Les gouvernements qui ont adopté les mesures les plus favorables pour leur population sont justement ceux qui ont su se libérer du joug des « bonnes décisions » économiques, qui ont affirmé leur souveraineté plutôt que leur soumission aux diktats de la finance.

Hugo Chávez au Venezuela a osé nationaliser le pétrole et distribuer les revenus de cette manne à la population en offrant de meilleurs soins de santé et une éducation accessible à tous et toutes. Après avoir été l’élève modèle du Fonds monétaire internationale et connu ainsi l’une des plus spectaculaires banqueroutes de ces dernières années, l’Argentine s’est partiellement sortie de la misère par des renationalisations et en imposant ses conditions de remboursement de sa dette à ses créanciers. L’Équateur a commis l’impertinence de refuser de payer sa dette illégitime, ce qui lui a permis de racheter à bon compte les titres de sa dette et de se libérer des contraintes que celle-ci imposait.

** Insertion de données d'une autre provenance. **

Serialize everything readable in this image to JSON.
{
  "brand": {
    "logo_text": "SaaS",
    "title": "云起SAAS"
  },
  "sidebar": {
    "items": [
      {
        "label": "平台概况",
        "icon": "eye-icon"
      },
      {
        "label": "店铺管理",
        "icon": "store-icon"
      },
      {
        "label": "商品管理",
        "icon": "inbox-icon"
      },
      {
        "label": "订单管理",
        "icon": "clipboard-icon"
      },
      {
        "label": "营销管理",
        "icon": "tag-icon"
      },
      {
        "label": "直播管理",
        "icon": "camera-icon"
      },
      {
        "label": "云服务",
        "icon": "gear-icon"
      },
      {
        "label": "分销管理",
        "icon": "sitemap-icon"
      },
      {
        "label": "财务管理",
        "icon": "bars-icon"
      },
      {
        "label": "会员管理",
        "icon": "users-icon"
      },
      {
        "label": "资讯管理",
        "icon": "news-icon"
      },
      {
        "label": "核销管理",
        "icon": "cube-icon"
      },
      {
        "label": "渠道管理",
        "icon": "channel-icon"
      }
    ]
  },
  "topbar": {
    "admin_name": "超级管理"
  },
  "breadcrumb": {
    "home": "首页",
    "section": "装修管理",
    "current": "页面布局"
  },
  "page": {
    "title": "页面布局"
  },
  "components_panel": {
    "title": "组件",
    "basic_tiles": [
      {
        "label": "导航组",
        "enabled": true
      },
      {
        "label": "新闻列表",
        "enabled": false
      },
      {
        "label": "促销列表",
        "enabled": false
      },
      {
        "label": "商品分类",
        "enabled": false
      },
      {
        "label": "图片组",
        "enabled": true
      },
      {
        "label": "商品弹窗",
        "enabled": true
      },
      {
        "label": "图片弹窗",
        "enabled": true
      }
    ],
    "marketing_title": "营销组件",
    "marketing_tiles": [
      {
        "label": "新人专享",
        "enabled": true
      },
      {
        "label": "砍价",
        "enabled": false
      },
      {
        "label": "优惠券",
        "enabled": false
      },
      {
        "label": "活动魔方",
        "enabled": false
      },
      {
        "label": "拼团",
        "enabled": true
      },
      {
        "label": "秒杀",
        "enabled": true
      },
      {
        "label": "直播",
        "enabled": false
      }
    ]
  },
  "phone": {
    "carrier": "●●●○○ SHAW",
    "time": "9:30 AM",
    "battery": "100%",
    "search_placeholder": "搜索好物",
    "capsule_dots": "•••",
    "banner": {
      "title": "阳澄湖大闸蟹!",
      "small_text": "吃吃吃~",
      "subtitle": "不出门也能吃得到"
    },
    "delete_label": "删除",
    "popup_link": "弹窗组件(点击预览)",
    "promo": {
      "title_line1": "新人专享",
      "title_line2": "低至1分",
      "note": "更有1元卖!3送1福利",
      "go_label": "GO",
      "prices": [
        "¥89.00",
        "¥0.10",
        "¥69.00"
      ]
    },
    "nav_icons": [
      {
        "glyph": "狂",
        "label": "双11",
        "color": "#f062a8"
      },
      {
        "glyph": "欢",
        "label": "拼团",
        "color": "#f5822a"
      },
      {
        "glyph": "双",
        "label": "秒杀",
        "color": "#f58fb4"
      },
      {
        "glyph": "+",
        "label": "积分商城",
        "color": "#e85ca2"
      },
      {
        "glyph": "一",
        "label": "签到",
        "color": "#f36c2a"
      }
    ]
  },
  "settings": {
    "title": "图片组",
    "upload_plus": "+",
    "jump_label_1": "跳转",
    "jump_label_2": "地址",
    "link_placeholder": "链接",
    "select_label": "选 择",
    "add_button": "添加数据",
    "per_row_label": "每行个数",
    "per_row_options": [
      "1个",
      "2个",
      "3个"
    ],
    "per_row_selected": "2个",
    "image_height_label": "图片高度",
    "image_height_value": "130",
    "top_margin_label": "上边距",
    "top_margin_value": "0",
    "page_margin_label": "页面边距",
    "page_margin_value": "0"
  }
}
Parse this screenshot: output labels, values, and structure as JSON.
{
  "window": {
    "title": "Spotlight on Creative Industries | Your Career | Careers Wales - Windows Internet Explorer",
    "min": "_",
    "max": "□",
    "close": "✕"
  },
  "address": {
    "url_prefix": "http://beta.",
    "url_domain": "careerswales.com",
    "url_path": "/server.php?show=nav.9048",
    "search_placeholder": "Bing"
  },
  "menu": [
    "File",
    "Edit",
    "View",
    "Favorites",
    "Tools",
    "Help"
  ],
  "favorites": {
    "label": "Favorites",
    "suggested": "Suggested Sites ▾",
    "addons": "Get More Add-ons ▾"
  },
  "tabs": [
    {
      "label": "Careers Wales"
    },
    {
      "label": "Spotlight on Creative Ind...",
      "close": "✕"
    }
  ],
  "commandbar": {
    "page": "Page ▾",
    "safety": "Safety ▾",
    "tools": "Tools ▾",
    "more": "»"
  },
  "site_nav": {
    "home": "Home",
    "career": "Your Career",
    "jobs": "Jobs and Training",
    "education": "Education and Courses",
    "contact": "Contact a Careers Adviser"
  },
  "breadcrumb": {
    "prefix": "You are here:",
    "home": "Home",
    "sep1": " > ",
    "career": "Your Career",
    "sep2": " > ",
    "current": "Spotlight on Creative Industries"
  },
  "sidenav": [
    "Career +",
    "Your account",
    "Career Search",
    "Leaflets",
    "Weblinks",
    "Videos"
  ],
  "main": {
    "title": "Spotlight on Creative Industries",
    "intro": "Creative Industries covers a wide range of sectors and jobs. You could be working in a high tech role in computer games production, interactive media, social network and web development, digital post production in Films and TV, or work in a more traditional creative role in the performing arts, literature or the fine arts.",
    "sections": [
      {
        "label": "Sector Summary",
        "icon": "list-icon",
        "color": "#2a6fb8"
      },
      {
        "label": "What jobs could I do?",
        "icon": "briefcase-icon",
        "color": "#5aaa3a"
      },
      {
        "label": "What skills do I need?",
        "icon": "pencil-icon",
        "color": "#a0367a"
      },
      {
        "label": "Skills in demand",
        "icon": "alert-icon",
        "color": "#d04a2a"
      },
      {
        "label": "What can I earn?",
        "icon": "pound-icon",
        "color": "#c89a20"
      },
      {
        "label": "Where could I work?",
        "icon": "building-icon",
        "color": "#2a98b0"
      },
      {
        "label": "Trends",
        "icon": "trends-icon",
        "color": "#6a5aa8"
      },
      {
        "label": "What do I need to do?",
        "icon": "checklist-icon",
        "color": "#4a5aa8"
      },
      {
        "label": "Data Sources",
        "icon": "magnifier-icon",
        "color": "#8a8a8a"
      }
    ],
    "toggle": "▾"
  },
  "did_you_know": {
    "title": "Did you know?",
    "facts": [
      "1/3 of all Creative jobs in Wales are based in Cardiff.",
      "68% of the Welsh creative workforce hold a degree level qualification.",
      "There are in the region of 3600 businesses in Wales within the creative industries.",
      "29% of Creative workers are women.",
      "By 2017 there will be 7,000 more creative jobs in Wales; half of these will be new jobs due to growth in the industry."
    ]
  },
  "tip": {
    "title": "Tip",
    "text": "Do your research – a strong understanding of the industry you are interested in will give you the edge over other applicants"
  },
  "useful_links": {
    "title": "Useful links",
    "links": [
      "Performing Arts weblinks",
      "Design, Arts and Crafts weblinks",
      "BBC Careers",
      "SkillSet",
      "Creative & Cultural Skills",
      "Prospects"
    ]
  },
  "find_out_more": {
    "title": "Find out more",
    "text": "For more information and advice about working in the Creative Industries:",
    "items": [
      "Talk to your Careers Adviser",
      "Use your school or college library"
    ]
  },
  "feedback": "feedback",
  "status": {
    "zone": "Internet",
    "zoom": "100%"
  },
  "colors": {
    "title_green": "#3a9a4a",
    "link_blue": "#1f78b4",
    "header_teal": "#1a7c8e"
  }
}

Les pays scandinaves, quant à eux, s’obstinent à conserver des taux d’imposition dramatiquement élevés, ce qui leur permet d’offrir une éducation gratuite à tous les niveaux et surtout de maintenir un société égalitaire, soucieuse de la protection de l’environnement. Tout cela sans que le dynamisme de leur économie ne soit remis en cause.

Désobéir

Dans tous ces cas, il s’agit d’hérésies, de politiques dénoncées avec vigueur par les plus grands experts de l’économie, d’exemples désolants de ce qu’il ne faut pas faire. Et qui donnent pourtant de remarquables résultats. Ainsi, le fait que le PQ soit privé d’experts et de têtes fortes en économie classique aurait pu être un très grand avantage. On en aura somme toute très peu profité.

Le PQ a certes à son désavantage sa situation de gouvernement minoritaire et un déficit budgétaire laissé par l’ancien gouvernement – un cadeau empoisonné qui devient désormais une tradition lors d’un changement de régime. Ces excuses ont toutefois le dos large et permettent de gouverner en suivant le vent, sans courage et sans convictions.

Comme toujours, il est clair que de véritables politiques en faveur de la majorité ne pourront pas être prises sans un mouvement social très fort, relayé par un parti politique au pouvoir doté de courage politique. Les derniers mois nous ont offert un spectacle désolant : la rapide réprobation des élites financières semble avoir eu plus d’impact sur notre gouvernement que la longue et extraordinaire mobilisation du printemps dernier. Mais ce mouvement pourrait encore retrouver son souffle.

Lors de ce dernier printemps, les Québécois et les Québécoises ont pu constater la force de la déso­béissance lorsque celle-ci est au service de la justice et d’un grand sens de l’éthique. Mais ils ont aussi découvert à quel point celle-ci attirait sa part de blâmes. Voilà toute la difficulté des gouvernements au pouvoir qui ont à cœur l’intérêt primordial de leurs citoyenNEs : ils doivent tout autant désobéir, mais à des diktats économiques très contraignants. Très peu hélas en ont la force.